You haven’t acknowledged it, but do we agree that storing numbers in BASE-10 versus BASE-2 types does not change correctness? This is one of the points I was trying to convey.
Back in the 80s I suppose base conversion may have been more difficult, but it’s not significant for modern CPUs.
Essentially every 16-bit block contains a ~13.3-bit value (log). We lose a bit over ~15% storage for significantly more processing efficiency.
How do you come to that conclusion? I disagree. A base 10 algorithm is going to perform worse than native. Modern CPUs do 64bit operations on every clock. Bearing in mind that a “base-10,000” type only holds about 1/5th as much data as a 64bit native register, a “base-10,000” algorithm ends up needing more CPU clocks while doing less work per clock. There is no contest.
Granted, if you don’t end up doing any math in the database, then the overhead of doing base-10 math might not really matter. But if you frequently run aggregate queries across large datasets (which is quite common in SQL), then dealing with non-native decimal algorithms is going to be a constant source of overhead that would be more optimal converting to a native BASE-2 type.
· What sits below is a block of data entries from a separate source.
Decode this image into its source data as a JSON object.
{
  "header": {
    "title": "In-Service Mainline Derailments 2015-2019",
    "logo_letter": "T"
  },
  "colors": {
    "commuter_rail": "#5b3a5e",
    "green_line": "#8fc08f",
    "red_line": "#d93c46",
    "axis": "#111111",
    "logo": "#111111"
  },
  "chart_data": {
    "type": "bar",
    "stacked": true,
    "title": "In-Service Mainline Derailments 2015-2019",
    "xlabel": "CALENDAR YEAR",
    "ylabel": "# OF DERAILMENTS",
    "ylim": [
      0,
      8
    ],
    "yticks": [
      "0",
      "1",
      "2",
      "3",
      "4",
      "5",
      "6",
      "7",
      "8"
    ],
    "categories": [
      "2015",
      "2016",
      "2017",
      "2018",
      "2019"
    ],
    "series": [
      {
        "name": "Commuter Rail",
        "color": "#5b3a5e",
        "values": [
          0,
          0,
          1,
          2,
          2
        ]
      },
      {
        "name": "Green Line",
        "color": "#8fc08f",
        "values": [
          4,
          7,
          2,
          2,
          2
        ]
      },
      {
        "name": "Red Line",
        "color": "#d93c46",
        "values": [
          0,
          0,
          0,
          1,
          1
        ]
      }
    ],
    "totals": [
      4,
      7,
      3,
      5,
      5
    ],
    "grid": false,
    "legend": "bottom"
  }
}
Also, even if we didn’t care about performance, another negative for BASE-10 algorithms is that it introduces more complexity since there are more scenarios that need to be handled for each combination of math operations.
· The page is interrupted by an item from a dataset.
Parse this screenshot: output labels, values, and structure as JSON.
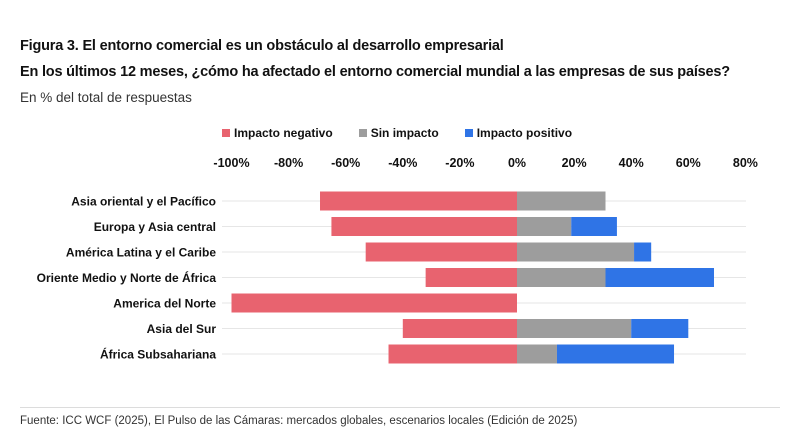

BASE-10 + BASE-10 (no native CPU support)
BASE-10 + FLOAT (no native CPU support)
BASE-10 + BASE-2 (no native CPU support)
BASE-2 + BASE-2 (native CPU support)
BASE-2 * FLOAT (native CPU support)
FLOAT * FLOAT (native CPU support)
To be fair, any approach will technically work. For better or worse I have a more old-school mindset when it comes to software optimization and software inefficiency has long been one of my peeves.
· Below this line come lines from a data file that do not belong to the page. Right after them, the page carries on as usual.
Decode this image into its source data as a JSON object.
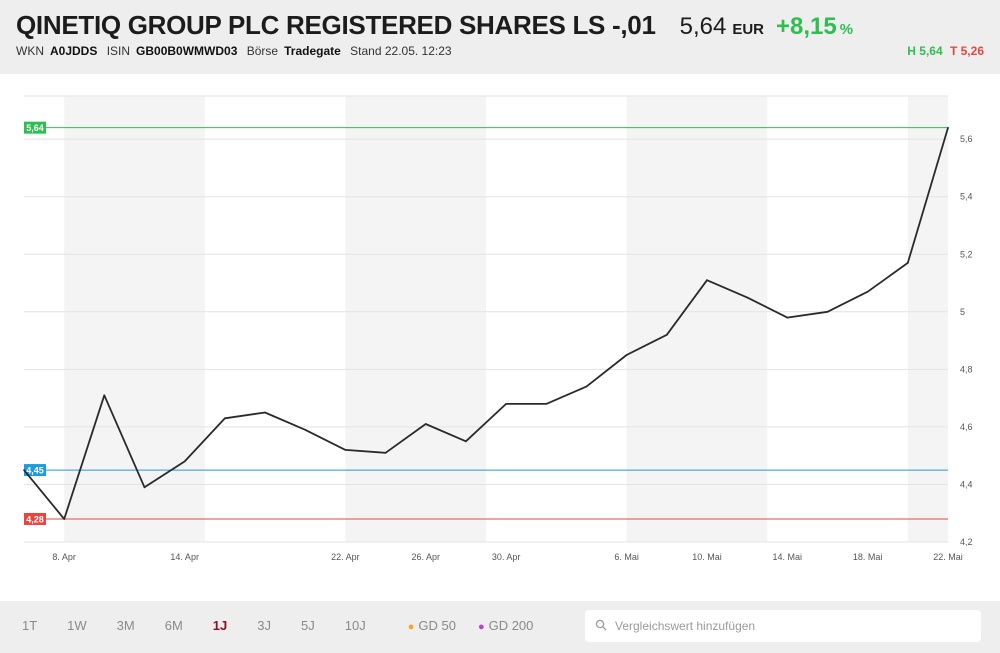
{
  "header": {
    "title": "QINETIQ GROUP PLC REGISTERED SHARES LS -,01",
    "price": "5,64",
    "currency": "EUR",
    "change": "+8,15",
    "change_unit": "%",
    "wkn_label": "WKN",
    "wkn": "A0JDDS",
    "isin_label": "ISIN",
    "isin": "GB00B0WMWD03",
    "exchange_label": "Börse",
    "exchange": "Tradegate",
    "stand": "Stand 22.05. 12:23",
    "high": "H 5,64",
    "low": "T 5,26"
  },
  "chart_data": {
    "type": "line",
    "x": [
      "2024-04-06",
      "2024-04-08",
      "2024-04-10",
      "2024-04-12",
      "2024-04-14",
      "2024-04-16",
      "2024-04-18",
      "2024-04-20",
      "2024-04-22",
      "2024-04-24",
      "2024-04-26",
      "2024-04-28",
      "2024-04-30",
      "2024-05-02",
      "2024-05-04",
      "2024-05-06",
      "2024-05-08",
      "2024-05-10",
      "2024-05-12",
      "2024-05-14",
      "2024-05-16",
      "2024-05-18",
      "2024-05-20",
      "2024-05-22"
    ],
    "series": [
      {
        "values": [
          4.45,
          4.28,
          4.71,
          4.39,
          4.48,
          4.63,
          4.65,
          4.59,
          4.52,
          4.51,
          4.61,
          4.55,
          4.68,
          4.68,
          4.74,
          4.85,
          4.92,
          5.11,
          5.05,
          4.98,
          5.0,
          5.07,
          5.17,
          5.64
        ]
      }
    ],
    "x_ticks": [
      "8. Apr",
      "14. Apr",
      "22. Apr",
      "26. Apr",
      "30. Apr",
      "6. Mai",
      "10. Mai",
      "14. Mai",
      "18. Mai",
      "22. Mai"
    ],
    "y_ticks": [
      "4,2",
      "4,4",
      "4,6",
      "4,8",
      "5",
      "5,2",
      "5,4",
      "5,6"
    ],
    "ylim": [
      4.2,
      5.75
    ],
    "reference_lines": [
      {
        "label": "5,64",
        "value": 5.64,
        "color": "#2fbe4f"
      },
      {
        "label": "4,45",
        "value": 4.45,
        "color": "#1e9be0"
      },
      {
        "label": "4,28",
        "value": 4.28,
        "color": "#e8463d"
      }
    ],
    "line_color": "#2a2a2a",
    "grid": true
  },
  "footer": {
    "tabs": [
      {
        "label": "1T",
        "active": false
      },
      {
        "label": "1W",
        "active": false
      },
      {
        "label": "3M",
        "active": false
      },
      {
        "label": "6M",
        "active": false
      },
      {
        "label": "1J",
        "active": true
      },
      {
        "label": "3J",
        "active": false
      },
      {
        "label": "5J",
        "active": false
      },
      {
        "label": "10J",
        "active": false
      }
    ],
    "gd50": "GD 50",
    "gd50_color": "#f5a623",
    "gd200": "GD 200",
    "gd200_color": "#b844c8",
    "search_placeholder": "Vergleichswert hinzufügen",
    "search_icon": "search-icon"
  }
}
Edit: We could have a small coding challenge if interested 🙂

2026-02-18 4:13 am
Christopher Drum
Thanks always to OSNews for boosting my projects. This dBASE article seems to have resonated with a lot of people, especially “those who used it professionally” and “those who watched a parent use it professionally and were intimidated by the enormous manual.” Some of the younger crowd has expressed bewilderment it even works.
2026-02-18 10:38 pm
adkilla
Maybe my memory is failing me, but hasn’t this evolved into what is known as InterBase today?

2026-02-19 1:12 am
Christopher Drum
I’m not sure that’s entirely true. My understanding is that InterBase was a completely separate product, acquired by Ashton-Tate when they purchased Groton Database Systems. So both wound up being Ashton-Tate products, but were unrelated AFAIK. dBASE evolved along its own path for years, up to a 2019 release (after changing hands). InterBase continues today under a completely other company. So those two products wound up in different homes, ultimately. I’d probably say dBASE “evolved” into xBase today, and is still seen in products like xHarbour.